The Right of Citizens for Time Bound Delivery of Goods and Services and Redressal of their Grievances Bill, 2011 (‘Citizens Charter’), was introduced as a bill in 2011 but unfortunately lapsed with the dissolution of the 15th Lok Sabha. According to news reports, in 2015, the Government was to instead introduce a Delivery of Services and Grievance Redressal Scheme - 2015.

"While this decade has seen the rise and welcome of technology enabled delivery of services, it is only about time that Governments latch on and provide their citizens with public services with the aid of Zen-Techs"

In brief, a Citizen Charter or scheme should impose a penalty on the Government for non-performance of its public duty to make it stick’ enough in a carrot-and-stick approach to Governance. This would be preventive measure in mitigating the delivery risk of the Government, which otherwise a Citizen would have to live with.

The Citizens Charter as the Stick
The Citizens Charter of 2011 provided for a document declaring the functioning, obligations, duties, commitments of a public authority for providing goods and services effectively and efficiently with acceptable levels of standards, time limits and designation of public servants for delivery and grievance redress. This Charter sought to codify the Government’s duty and make the resolution process time bound.

About 20 State Governments have already adopted laws similar to the Citizens Charter. However, a citizen interacting with various Governments, only makes it more complicated in a federal state. A citizen has to interact with several public officers from a myriad of government agencies to avail entitlements. The benefits of the new Goods and Services tax reforms makes an argument for the need of a unified policy; a carrot-and-stick approach.

Zen Tech as the Carrot
With more rights based laws such as the right to education, food, information, housing, pension, etc, Governments are burdened with the task of delivering public goods and services to a growing mass of entitlement holders.
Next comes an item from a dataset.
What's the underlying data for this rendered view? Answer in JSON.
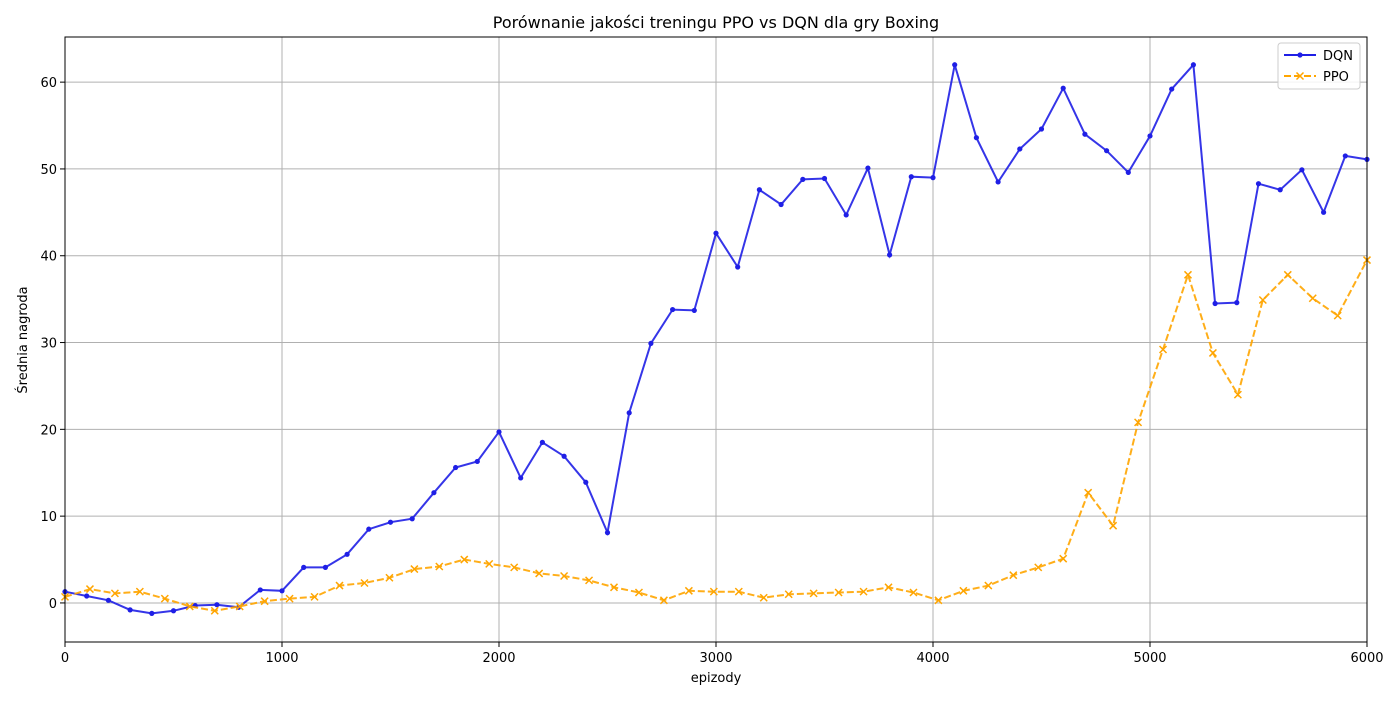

This makes the Government-Citizen interaction that much more difficult let alone time bound delivery. In short, an increasing delivery-risk. Technology can play an important role in the entire life cycle of a citizen, right from issuance of a birth certificate of a new born to gas connection, food ration, public housing, overseas travel and other entitlements or benefits. Therefore, a need for a Citizen- Technology-Government nexus; Zen-Tech. Through the appropriate Zen-Tech, Governments can mitigate their delivery-risk thereby reducing the corresponding grievances for failure of delivery.

Open APIs and Zen-tech:
The same way GoogleMaps (an Open API) helped make Uber arguably the world’s most valuable start-up, a Government coded API made openly accessible to software developers can democratize the development of Zen-Techs in the space of governance; Of the people, by the people for the people.

Under the overarching vision of Digital India, the Ministry of Communications & Information Technology Policy has released a draft policy on Open Application Programming Interfaces (APIs) for Government of India (‘API Policy’). The API Policy aims to make all Government services digitally accessible to citizens through multiple channels, such as web, mobile and common service delivery outlets (i.e. ZenTech); there by heralding in ‘Maximum governance-minimum Government’.

In the next decade…
While this decade has seen the rise and welcome of technology enabled delivery of services, it is only about time that Governments latch on and provide their citizens with public services with the aid of Zen-Techs. The Supreme Court ruling on the fundamental right to privacy has made way for the right kind of technology enabled public services and artificial intelligence.

Almost three decades since liberalization of the economy, the children of the 90’s may very well be the citizens of change in the coming decade

So would Zen-techs aid time bound delivery of public goods and services to citizens?

With Fin-Techs gaining global acclaim, financial sector regulators, such as in Germany, are evaluating regulatory compliances (i.e click-and-comply) through Reg-Techs. This gives way for Governments to engage with their citizens through technology. It is about time that the coming decade sees a flurry of Zen-Techs in the area of governance.